As you conclude this section of the lesson, share one or both of the following statements:

While serving as First Counselor in the First Presidency, President Gordon B. Hinckley said: “I remind mothers everywhere of the sanctity of your calling. No other can adequately take your place. No responsibility is greater, no obligation more binding than that you rear in love and peace and integrity those whom you have brought into the world” (in Conference Report, Oct. 1993, 79; or Ensign, Nov. 1993, 60).

Speaking to mothers, Elder Jeffrey R. Holland said: “Yours is the grand tradition of Eve, the mother of all the human family, the one who understood that she and Adam had to fall in order that ‘men [and women] might be’ [2 Nephi 2:25] and that there would be joy. Yours is the grand tradition of Sarah and Rebekah and Rachel, without whom there could not have been those magnificent patriarchal promises to Abraham, Isaac, and Jacob which bless us all. Yours is the grand tradition of Lois and Eunice [see 2 Timothy 1:5] and the mothers of the 2,000 stripling warriors. Yours is the grand tradition of Mary, chosen and foreordained from before this world was, to conceive, carry, and bear the Son of God Himself. We thank all of you, including our own mothers, and tell you there is nothing more important in this world than participating so directly in the work and glory of God, in bringing to pass the mortality and earthly life of His daughters and sons, so that immortality and eternal life can come in those celestial realms on high” (in Conference Report, Apr. 1997, 48; or Ensign, May 1997, 36; see also pages 44–45 in the Marriage and Family Relations Participant’s Study Guide).

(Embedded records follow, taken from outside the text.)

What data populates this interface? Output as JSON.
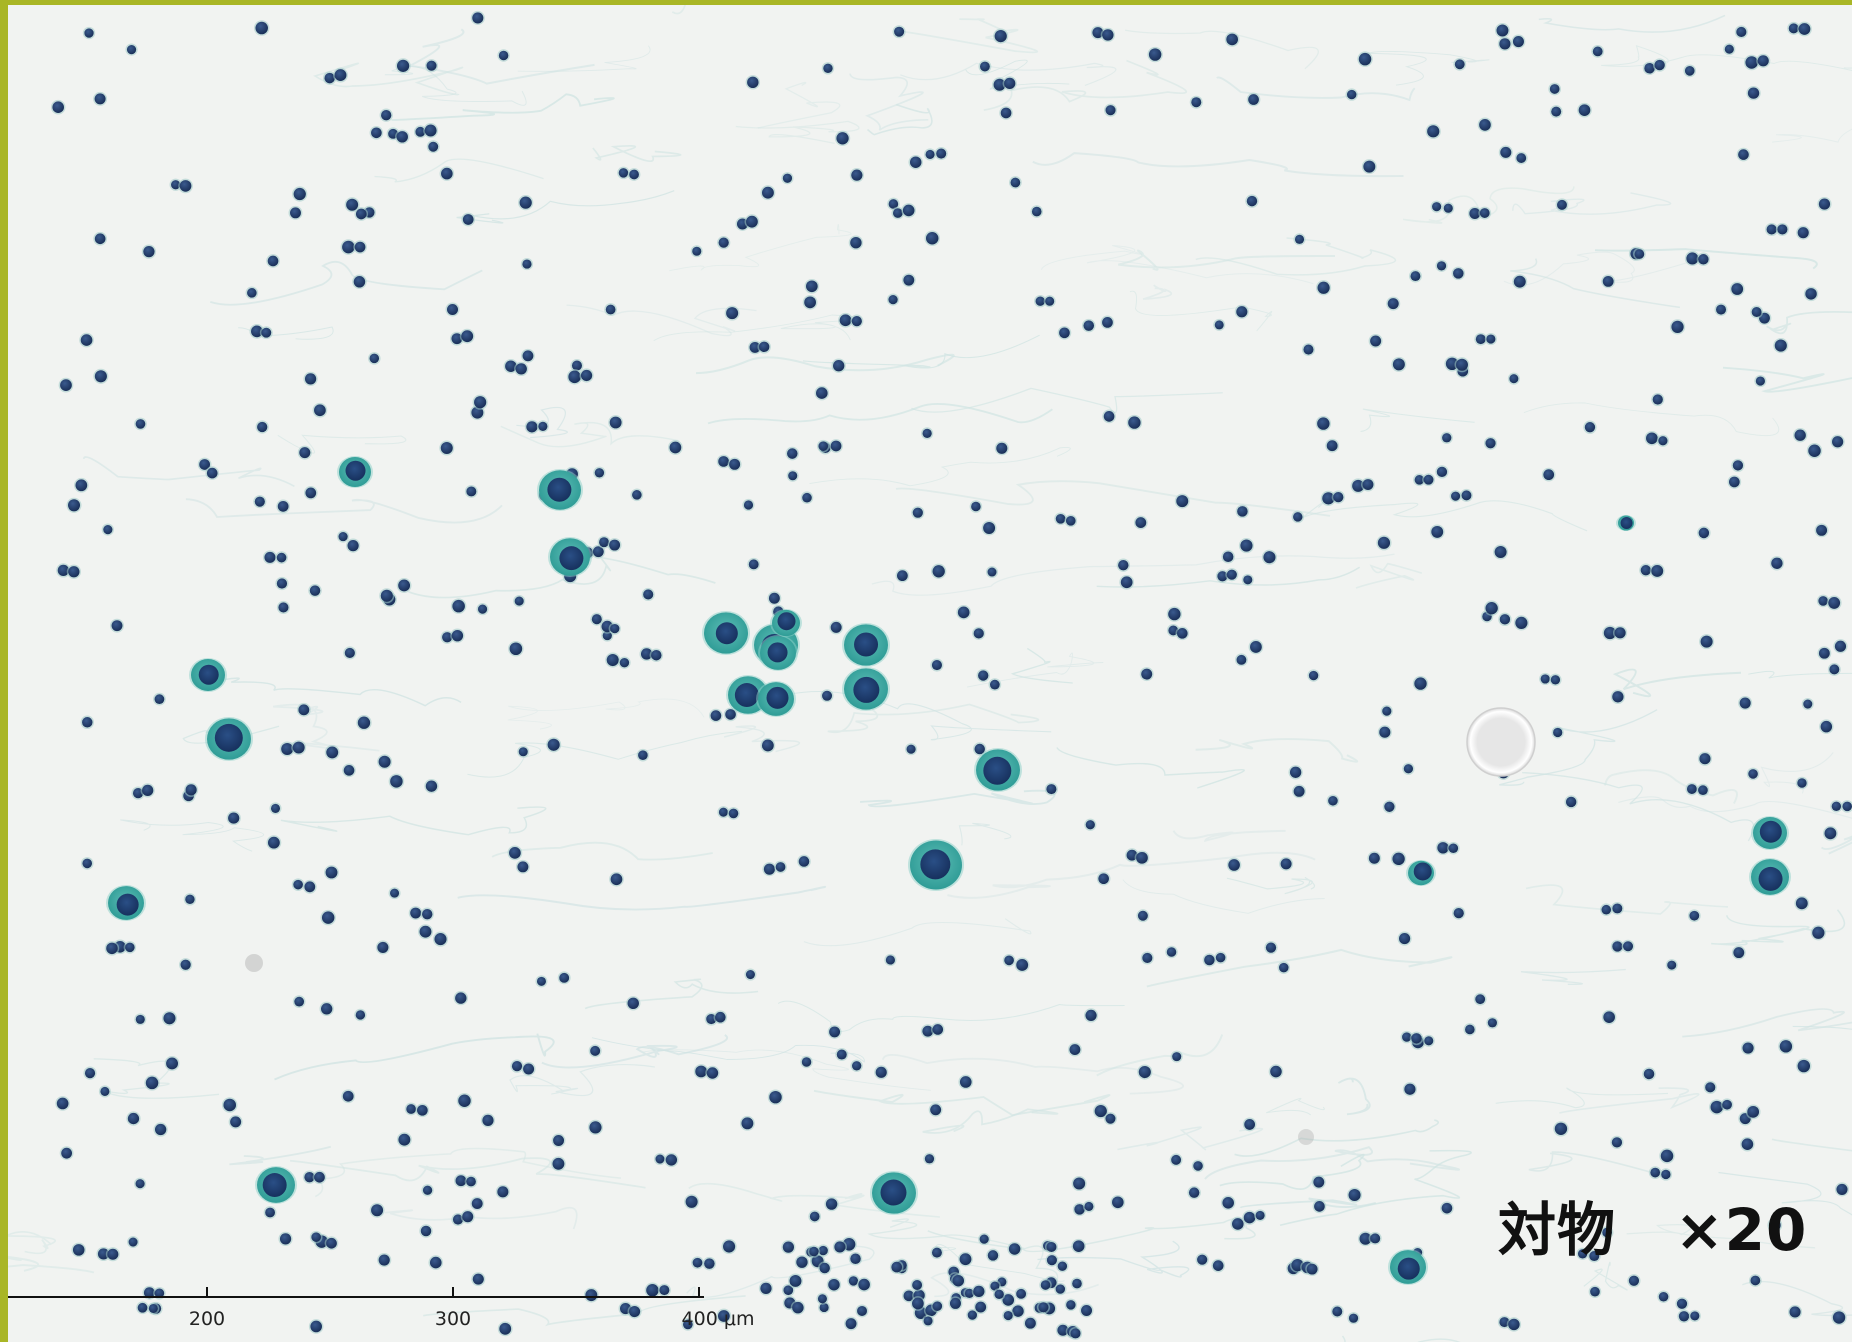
{
  "image": {
    "subject": "Cytology smear micrograph",
    "stain_colors": {
      "background": "#f1f3f1",
      "cytoplasm": "#3aa7a0",
      "nucleus": "#1d3d73",
      "lymphocyte": "#243e70",
      "fibers": "#cfe3e2",
      "border": "#a9b626"
    }
  },
  "magnification": {
    "label": "対物　×20"
  },
  "scale_bar": {
    "labels": [
      "200",
      "300",
      "400 μm"
    ],
    "unit": "μm"
  }
}
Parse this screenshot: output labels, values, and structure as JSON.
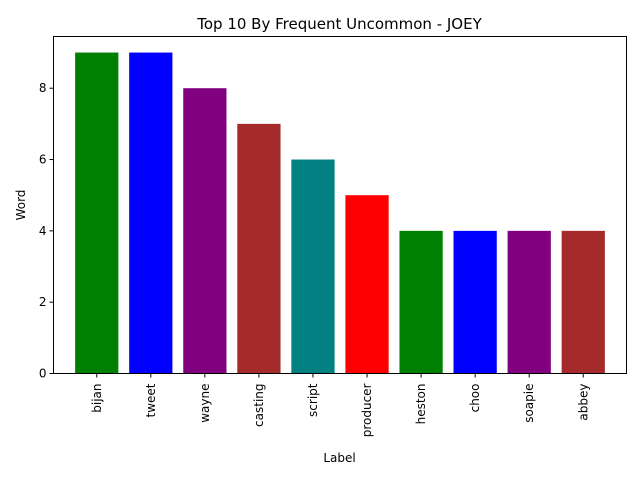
{
  "chart_data": {
    "type": "bar",
    "title": "Top 10 By Frequent Uncommon - JOEY",
    "xlabel": "Label",
    "ylabel": "Word",
    "categories": [
      "bijan",
      "tweet",
      "wayne",
      "casting",
      "script",
      "producer",
      "heston",
      "choo",
      "soapie",
      "abbey"
    ],
    "values": [
      9,
      9,
      8,
      7,
      6,
      5,
      4,
      4,
      4,
      4
    ],
    "colors": [
      "#008000",
      "#0000ff",
      "#800080",
      "#a52a2a",
      "#008080",
      "#ff0000",
      "#008000",
      "#0000ff",
      "#800080",
      "#a52a2a"
    ],
    "yticks": [
      "0",
      "2",
      "4",
      "6",
      "8"
    ],
    "ylim": [
      0,
      9.45
    ],
    "grid": false,
    "legend": "none"
  }
}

Fathers and mothers are to help one another as equal partners.

Note: If you are teaching this lesson on its own and have not taught lesson 10, consider beginning this section of the lesson with the statement by President Boyd K. Packer on page 49 of this manual.

Refer participants to the following statement in the proclamation on the family: “In [their] sacred responsibilities, fathers and mothers are obligated to help one another as equal partners.”